Slow Moving Innovation
As word of the invention of the internal combustion engine first spread in 1870, owners and workers in the booming buggy-whip industry probably took scant notice. Maybe some prescient buggy-whip entrepreneurs saw the early writing on the wall — that this new invention would one day put them out of business. But most didn’t. Why would they? Mass production of the automobile — the coup de grace of the horse-drawn-carriage accessory industry — didn’t happen for another 40 years, when Henry Ford mass-produced the Model T on his newly invented assembly lines in 1913.
What’s the lesson learned? Innovation takes a long time — longer than most businesses realize or even want to admit. Richard Luecke, the author of several books from the Harvard Business Essentials series, defines innovation as “the embodiment, combination or synthesis of knowledge in original, relevant, valued new products, processes or services.” Within this “synthesis of knowledge” is a twisting vortex of new ideas that have to be extracted, implemented, and exploited in order to become real innovations. In other words, identifying new ideas is only the first step in a long process. Bringing them to market and then dominating that market is an entirely different matter.

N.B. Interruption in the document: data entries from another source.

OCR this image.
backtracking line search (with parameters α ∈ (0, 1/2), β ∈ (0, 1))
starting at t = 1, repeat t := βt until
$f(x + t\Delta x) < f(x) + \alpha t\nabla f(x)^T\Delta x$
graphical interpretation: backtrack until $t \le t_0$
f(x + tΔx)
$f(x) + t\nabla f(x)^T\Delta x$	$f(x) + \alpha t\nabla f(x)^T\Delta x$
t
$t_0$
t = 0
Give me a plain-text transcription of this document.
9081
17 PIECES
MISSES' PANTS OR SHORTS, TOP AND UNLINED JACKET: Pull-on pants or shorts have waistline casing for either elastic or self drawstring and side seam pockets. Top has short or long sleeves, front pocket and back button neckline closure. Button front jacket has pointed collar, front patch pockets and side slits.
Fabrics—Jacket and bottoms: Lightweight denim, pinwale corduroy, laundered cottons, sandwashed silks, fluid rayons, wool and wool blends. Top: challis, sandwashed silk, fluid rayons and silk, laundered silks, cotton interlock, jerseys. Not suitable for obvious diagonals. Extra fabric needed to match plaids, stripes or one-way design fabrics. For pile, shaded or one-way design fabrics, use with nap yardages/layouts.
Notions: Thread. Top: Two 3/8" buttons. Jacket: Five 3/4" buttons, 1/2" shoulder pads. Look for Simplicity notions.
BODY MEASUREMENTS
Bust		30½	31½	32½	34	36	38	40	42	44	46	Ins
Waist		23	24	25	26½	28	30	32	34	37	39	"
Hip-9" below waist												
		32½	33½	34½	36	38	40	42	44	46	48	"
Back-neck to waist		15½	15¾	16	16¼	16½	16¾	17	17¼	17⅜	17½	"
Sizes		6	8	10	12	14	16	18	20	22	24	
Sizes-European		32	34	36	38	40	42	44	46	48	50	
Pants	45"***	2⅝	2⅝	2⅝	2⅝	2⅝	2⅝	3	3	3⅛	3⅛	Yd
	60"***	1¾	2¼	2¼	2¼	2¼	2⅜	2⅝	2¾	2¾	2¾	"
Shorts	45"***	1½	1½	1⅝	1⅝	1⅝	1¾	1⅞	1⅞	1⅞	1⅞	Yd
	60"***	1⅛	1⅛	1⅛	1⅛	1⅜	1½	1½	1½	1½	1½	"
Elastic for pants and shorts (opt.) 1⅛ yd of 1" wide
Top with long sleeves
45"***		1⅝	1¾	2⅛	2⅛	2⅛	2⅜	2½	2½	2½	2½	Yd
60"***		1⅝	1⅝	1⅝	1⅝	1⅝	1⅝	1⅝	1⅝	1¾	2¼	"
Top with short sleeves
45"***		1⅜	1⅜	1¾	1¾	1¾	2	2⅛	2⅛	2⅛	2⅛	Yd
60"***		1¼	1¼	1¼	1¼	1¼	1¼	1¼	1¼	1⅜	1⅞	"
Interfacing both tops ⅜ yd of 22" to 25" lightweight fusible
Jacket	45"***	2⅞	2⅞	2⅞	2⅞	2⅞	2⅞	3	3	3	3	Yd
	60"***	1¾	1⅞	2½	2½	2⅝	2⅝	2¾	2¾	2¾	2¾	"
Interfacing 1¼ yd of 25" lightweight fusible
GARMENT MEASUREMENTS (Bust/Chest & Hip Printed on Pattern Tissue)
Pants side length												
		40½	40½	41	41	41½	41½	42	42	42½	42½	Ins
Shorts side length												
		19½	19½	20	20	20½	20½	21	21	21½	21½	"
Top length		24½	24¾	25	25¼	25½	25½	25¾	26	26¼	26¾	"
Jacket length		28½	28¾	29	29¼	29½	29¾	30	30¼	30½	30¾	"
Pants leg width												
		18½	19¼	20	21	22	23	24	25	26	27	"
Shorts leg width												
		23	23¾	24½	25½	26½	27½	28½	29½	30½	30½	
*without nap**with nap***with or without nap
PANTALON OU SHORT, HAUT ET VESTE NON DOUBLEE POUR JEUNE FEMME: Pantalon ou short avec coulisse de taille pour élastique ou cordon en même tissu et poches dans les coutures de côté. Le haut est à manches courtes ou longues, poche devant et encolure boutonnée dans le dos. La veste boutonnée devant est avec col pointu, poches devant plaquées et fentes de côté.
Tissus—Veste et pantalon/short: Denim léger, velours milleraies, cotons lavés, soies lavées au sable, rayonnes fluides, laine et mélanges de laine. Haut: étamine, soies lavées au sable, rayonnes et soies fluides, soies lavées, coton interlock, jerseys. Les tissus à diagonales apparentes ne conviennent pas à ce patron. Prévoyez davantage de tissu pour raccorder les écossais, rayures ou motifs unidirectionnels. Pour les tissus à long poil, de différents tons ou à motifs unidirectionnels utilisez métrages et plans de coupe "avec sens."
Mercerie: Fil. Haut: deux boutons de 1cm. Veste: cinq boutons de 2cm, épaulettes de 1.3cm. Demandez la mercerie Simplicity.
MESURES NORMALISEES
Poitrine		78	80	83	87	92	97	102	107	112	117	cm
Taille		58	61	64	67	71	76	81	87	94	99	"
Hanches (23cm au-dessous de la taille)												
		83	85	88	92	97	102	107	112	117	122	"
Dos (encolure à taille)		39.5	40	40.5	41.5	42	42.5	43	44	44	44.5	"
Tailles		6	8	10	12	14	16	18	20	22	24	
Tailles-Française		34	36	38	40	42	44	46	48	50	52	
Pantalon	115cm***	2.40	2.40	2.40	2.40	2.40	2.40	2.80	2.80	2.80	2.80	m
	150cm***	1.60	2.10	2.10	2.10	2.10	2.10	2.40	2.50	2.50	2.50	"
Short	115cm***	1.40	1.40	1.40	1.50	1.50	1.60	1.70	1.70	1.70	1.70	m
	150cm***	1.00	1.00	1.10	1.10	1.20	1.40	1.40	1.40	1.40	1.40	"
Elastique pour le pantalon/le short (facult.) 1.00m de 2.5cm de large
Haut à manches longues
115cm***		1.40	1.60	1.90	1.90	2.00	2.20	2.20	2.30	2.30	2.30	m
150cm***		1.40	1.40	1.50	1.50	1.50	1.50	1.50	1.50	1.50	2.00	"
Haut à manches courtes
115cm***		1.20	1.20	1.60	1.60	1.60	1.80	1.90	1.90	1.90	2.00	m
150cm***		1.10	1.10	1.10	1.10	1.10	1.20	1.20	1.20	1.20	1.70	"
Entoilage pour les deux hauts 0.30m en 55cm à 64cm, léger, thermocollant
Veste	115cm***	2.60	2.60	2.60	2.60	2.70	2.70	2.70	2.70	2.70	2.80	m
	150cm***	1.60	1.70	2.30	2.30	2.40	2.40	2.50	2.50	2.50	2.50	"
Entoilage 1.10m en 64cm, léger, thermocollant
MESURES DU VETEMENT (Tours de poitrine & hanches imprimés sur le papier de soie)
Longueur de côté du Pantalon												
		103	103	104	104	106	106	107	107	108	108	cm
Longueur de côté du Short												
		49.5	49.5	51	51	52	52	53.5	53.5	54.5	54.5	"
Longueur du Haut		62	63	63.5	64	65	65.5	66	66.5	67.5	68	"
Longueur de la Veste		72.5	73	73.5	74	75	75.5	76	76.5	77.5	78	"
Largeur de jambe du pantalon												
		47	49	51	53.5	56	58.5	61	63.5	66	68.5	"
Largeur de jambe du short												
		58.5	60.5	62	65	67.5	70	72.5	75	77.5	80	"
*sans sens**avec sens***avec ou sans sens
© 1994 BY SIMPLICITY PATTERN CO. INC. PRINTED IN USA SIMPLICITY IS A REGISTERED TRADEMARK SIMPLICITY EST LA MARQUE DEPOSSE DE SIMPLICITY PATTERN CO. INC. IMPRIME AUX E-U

Certainly, time scales are different for different industries, and there may be evidence of innovation happening in faster time cycles because of rapidly improved technologies. But innovation isn’t only about new technology. In fact, it’s mainly about culture. Humans are by nature habitual animals, and it takes a lot to move us off of our habits. Technology may be advancing quickly, but that doesn’t mean humans have the interest or the aptitude to adopt it right away.